Eggplants are perishable, so use them within 2 or 3 days of purchase. Under ideal storage, 40-45 degrees F with high humidity (85%) they will keep only about one week.
When buying eggplant, choose fruit that have a nice glossy shine, and avoid ones with dull color – these will be overripe and bitter.
Eggplant is a good source of Vitamins A, C and B complex, and potassium.
Eggplant contains about 30 calories per cup.
SELECTION – Look for a symmetrical eggplant with smooth, uniformly colored skin. Tan patches, scars, or bruises indicate decay. Also avoid eggplants with wrinkled or flabby-looking skin. Oversized purple eggplants, usually over 6 inches in diameter, may be tough and bitter.
When you press gently on an eggplant, the finger mark will disappear quickly if the eggplant is fresh. Eggplant should feel heavy; one that feels light for its size may not have a good flavor. The stem and cap should be bright green.
STORAGE – Both cold and warm temperatures can damage eggplant. It is best to store eggplant uncut and unwashed in a plastic bag in the cooler section of the refrigerator. Do not force the eggplant into the crisper if it is too big, as this will bruise the vegetable. Eggplant may be blanched or steamed then frozen for up to 6 months.
PREPARATION – Wash the eggplant just before using it, and cut off the cap and stem. Use a stainless steel knife because carbon blades will discolor the eggplant. Eggplant should not be eaten raw. Eggplant may be cooked with or without its skin. However, large eggplant and most white varieties have thick, tough skin and should be peeled prior to cooking with a vegetable peeler.
Unlike many vegetables, eggplant is not harmed by long cooking. An undercooked eggplant can have a chewy texture; but overcooked eggplant is just very soft. Do not cook in an aluminum pot because the eggplant will become discolored.

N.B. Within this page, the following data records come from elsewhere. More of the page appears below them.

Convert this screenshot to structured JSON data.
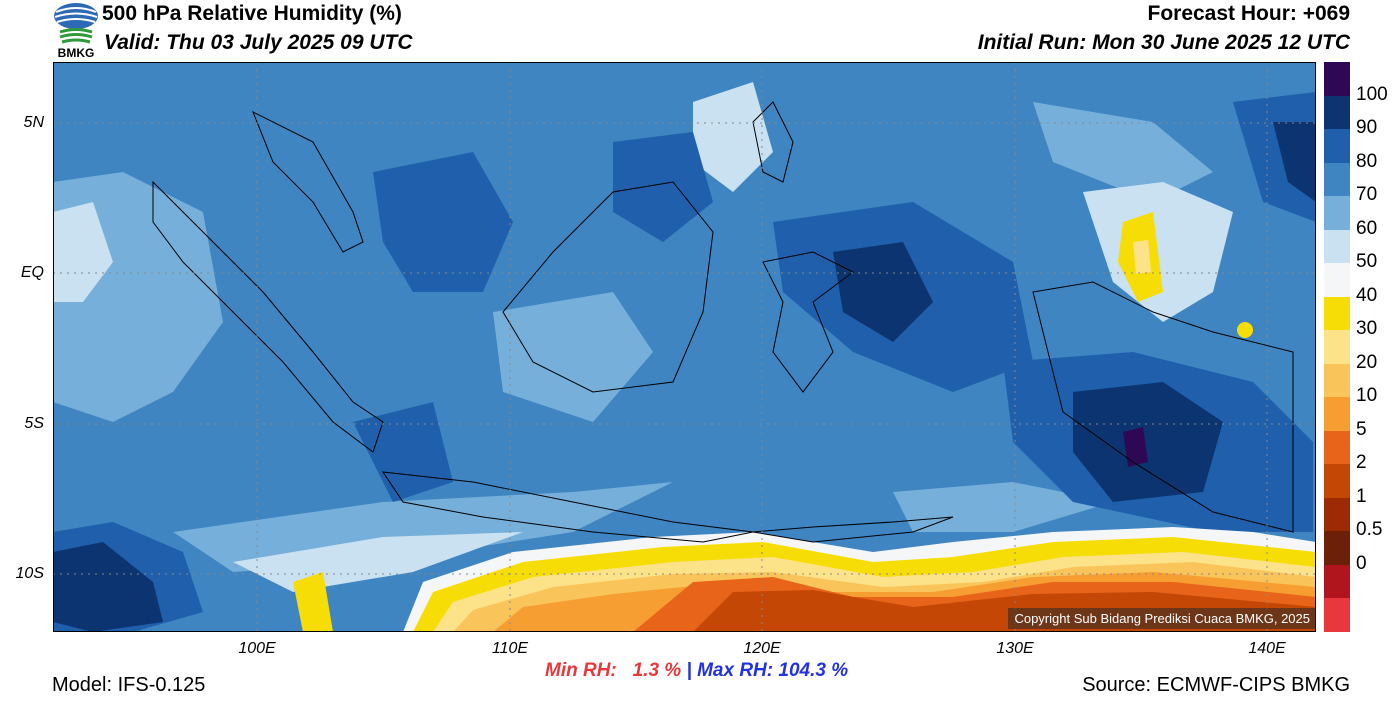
{
  "header": {
    "title": "500 hPa Relative Humidity (%)",
    "valid": "Valid: Thu 03 July 2025 09 UTC",
    "forecast_hour": "Forecast Hour: +069",
    "initial_run": "Initial Run: Mon 30 June 2025 12 UTC",
    "logo_text": "BMKG"
  },
  "axes": {
    "lat_labels": [
      "5N",
      "EQ",
      "5S",
      "10S"
    ],
    "lon_labels": [
      "100E",
      "110E",
      "120E",
      "130E",
      "140E"
    ]
  },
  "colorbar": {
    "labels": [
      "100",
      "90",
      "80",
      "70",
      "60",
      "50",
      "40",
      "30",
      "20",
      "10",
      "5",
      "2",
      "1",
      "0.5",
      "0"
    ],
    "colors": [
      "#2e0854",
      "#0c3470",
      "#1f5fab",
      "#3e85c2",
      "#76afd9",
      "#c9e1f0",
      "#f4f6f7",
      "#f7dd06",
      "#fce389",
      "#f9c55b",
      "#f79e33",
      "#e7641a",
      "#c44706",
      "#9b2a05",
      "#6c2008",
      "#b0151e",
      "#e8383d"
    ]
  },
  "stats": {
    "min_label": "Min RH:",
    "min_value": "1.3 %",
    "separator": "|",
    "max_label": "Max RH:",
    "max_value": "104.3 %"
  },
  "footer": {
    "model": "Model: IFS-0.125",
    "source": "Source: ECMWF-CIPS BMKG",
    "copyright": "Copyright Sub Bidang Prediksi Cuaca BMKG, 2025"
  }
}
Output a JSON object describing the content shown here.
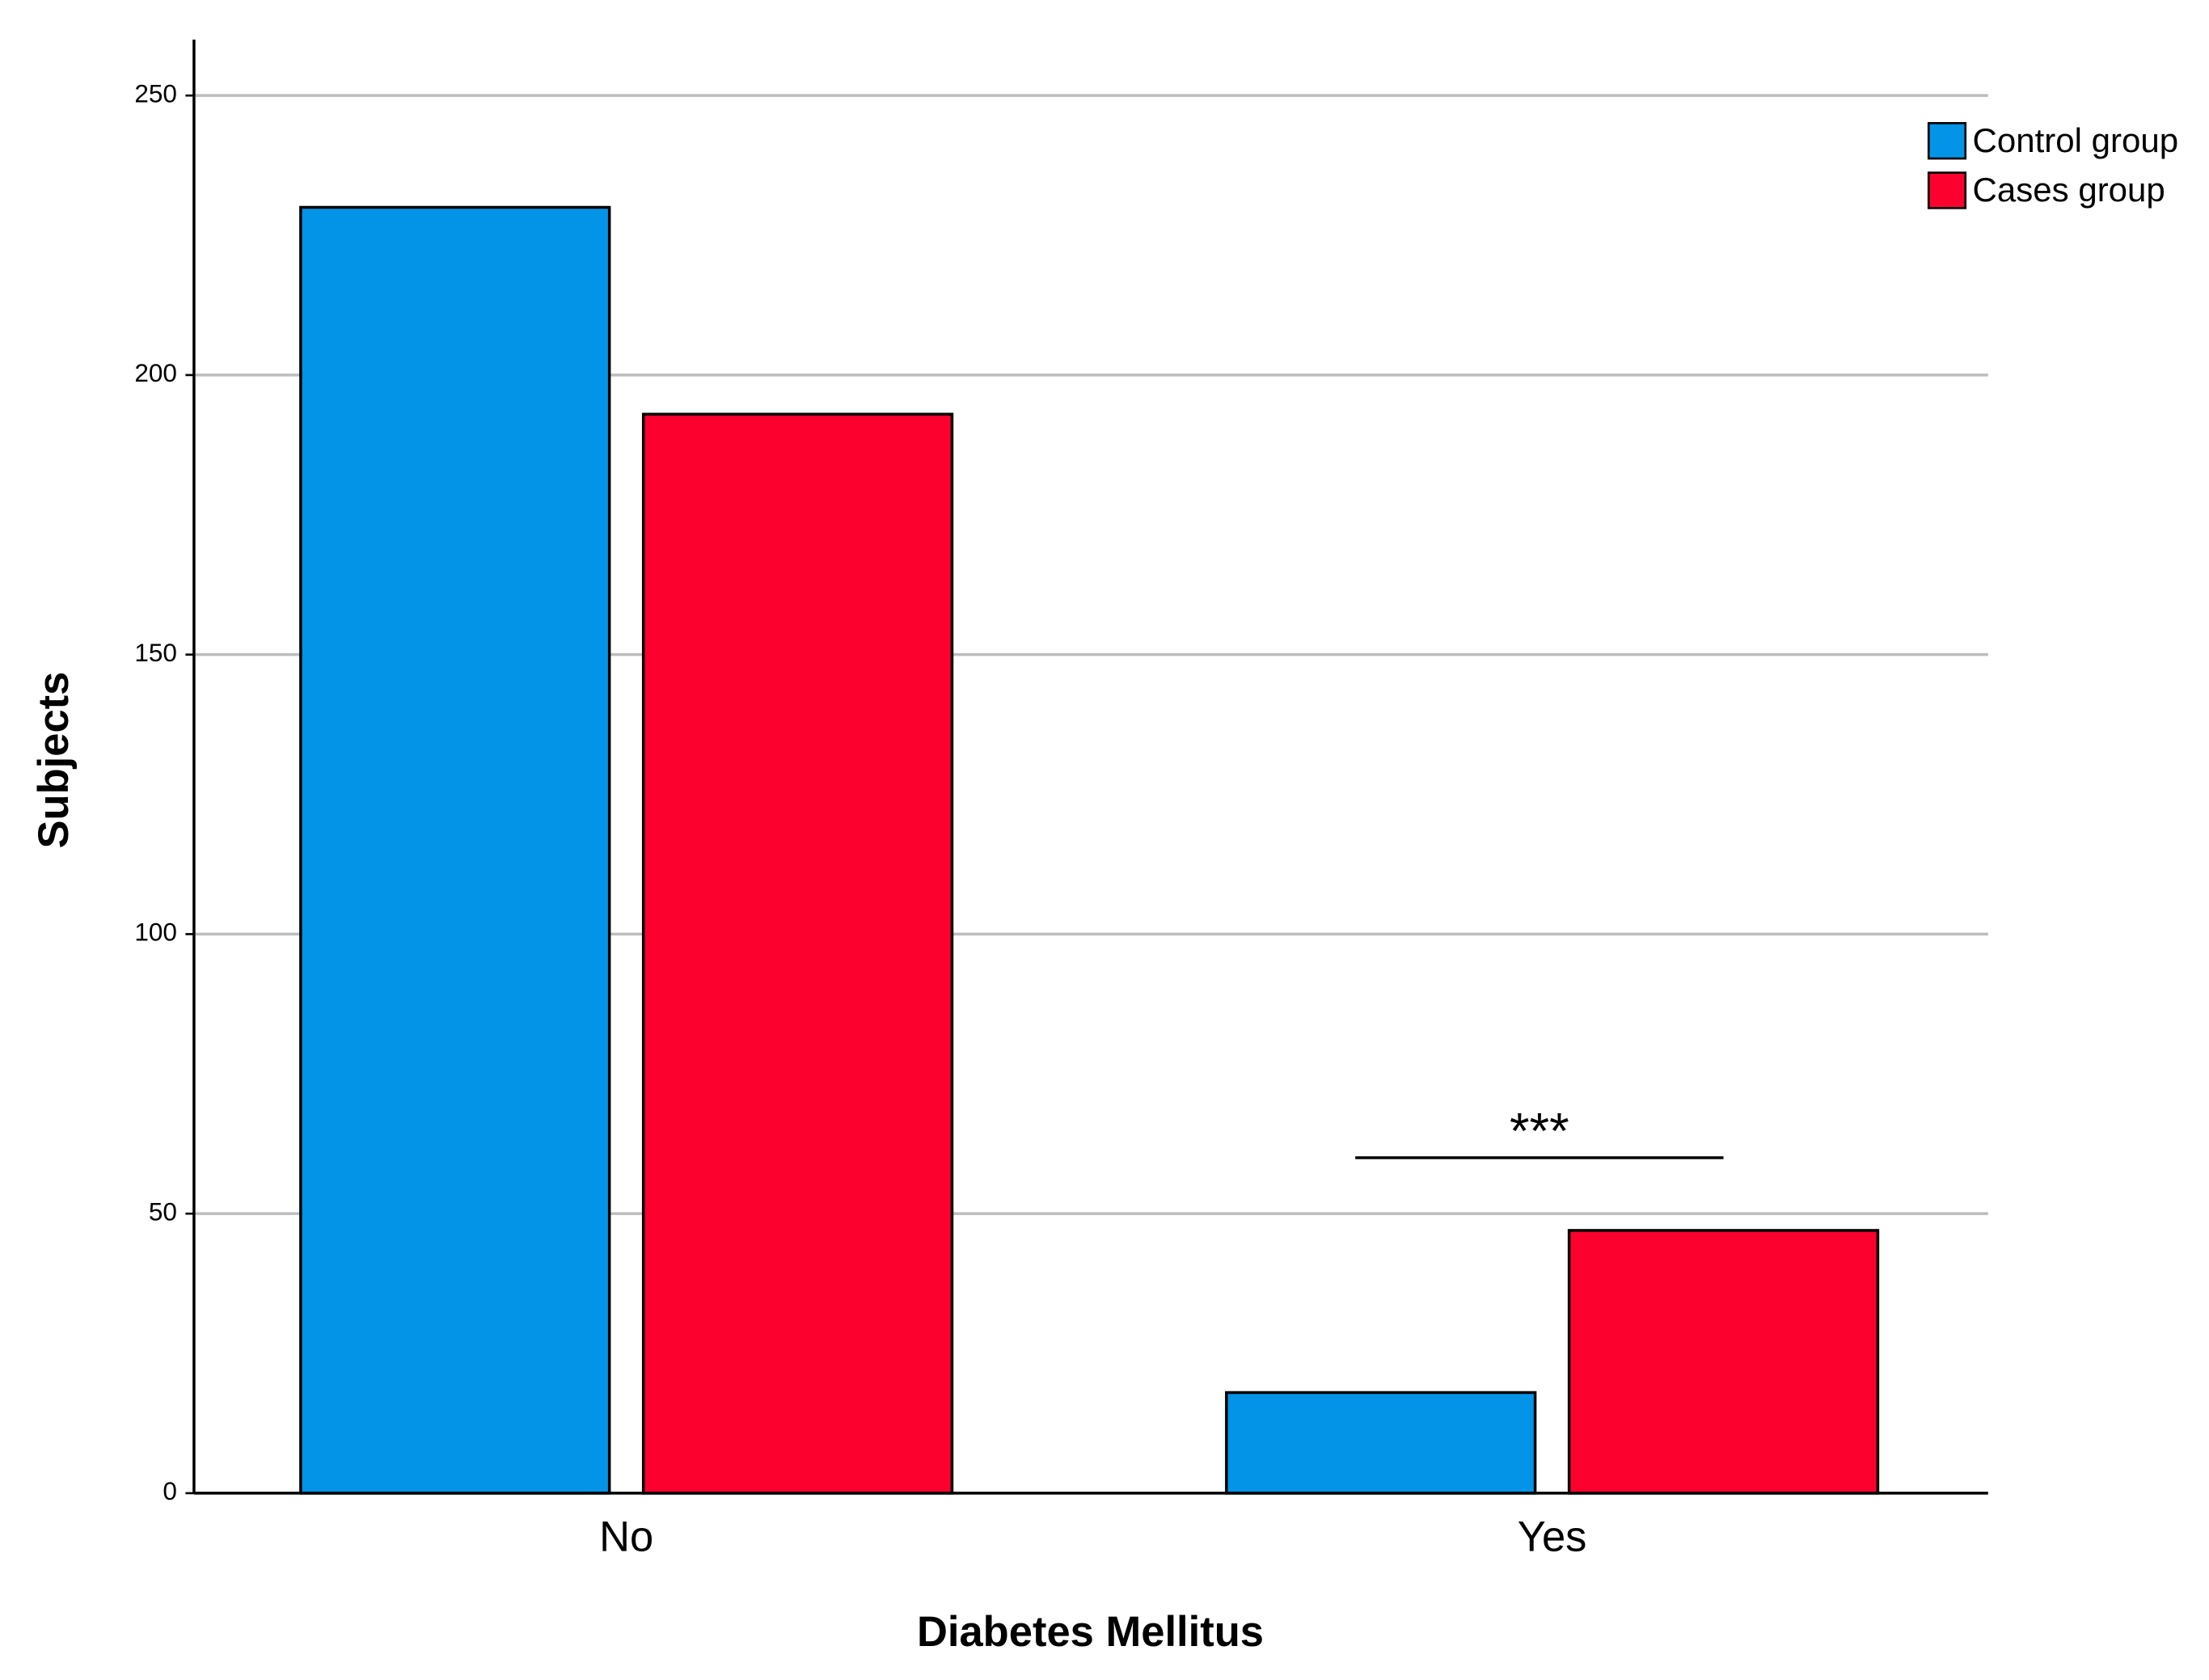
{
  "chart_data": {
    "type": "bar",
    "x_label": "Diabetes Mellitus",
    "y_label": "Subjects",
    "categories": [
      "No",
      "Yes"
    ],
    "series": [
      {
        "name": "Control group",
        "color": "#0394e8",
        "values": [
          230,
          18
        ]
      },
      {
        "name": "Cases group",
        "color": "#fc002e",
        "values": [
          193,
          47
        ]
      }
    ],
    "ylim": [
      0,
      260
    ],
    "yticks": [
      0,
      50,
      100,
      150,
      200,
      250
    ],
    "grid": true,
    "legend": "top-right",
    "annotations": [
      {
        "text": "***"
      }
    ]
  }
}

Spices that enhance its flavor include allspice, basil, bay leaves, garlic, chili powder, oregano, sage, thyme, marjoram, and parsley. Eggplant is most often paired with tomatoes or onions.
BAKING: To bake a whole eggplant, pierce the skin with a fork several times, and cook it at 400 degrees for 30 to 40 minutes. Baking whole eggplants produces a soft flesh that is easy to mash or puree.
BROILING: Cut the eggplant into thick lengthwise slices, and score them lightly with a sharp knife. Place the slices on a broiler pan or grill; brush them lightly with oil. Broil about 5 inches from the heat, and turn slices when they begin to brown. Eggplant should be cooked for approximately 5 minutes per side.
Eggplant may also be MICROWAVED whole, cubed, or sliced. Cooking times vary from 6 to 8 minutes for a whole eggplant to 3 or 4 minutes for a pound of cubed eggplant.
STEWED EGGPLANT is called ratatouille. For this dish, eggplant may be stewed alone, or with other vegetables. Simmer, covered with a liquid such as tomato juice, until the eggplant is tender. The cooking time is usually 20 to 25 minutes.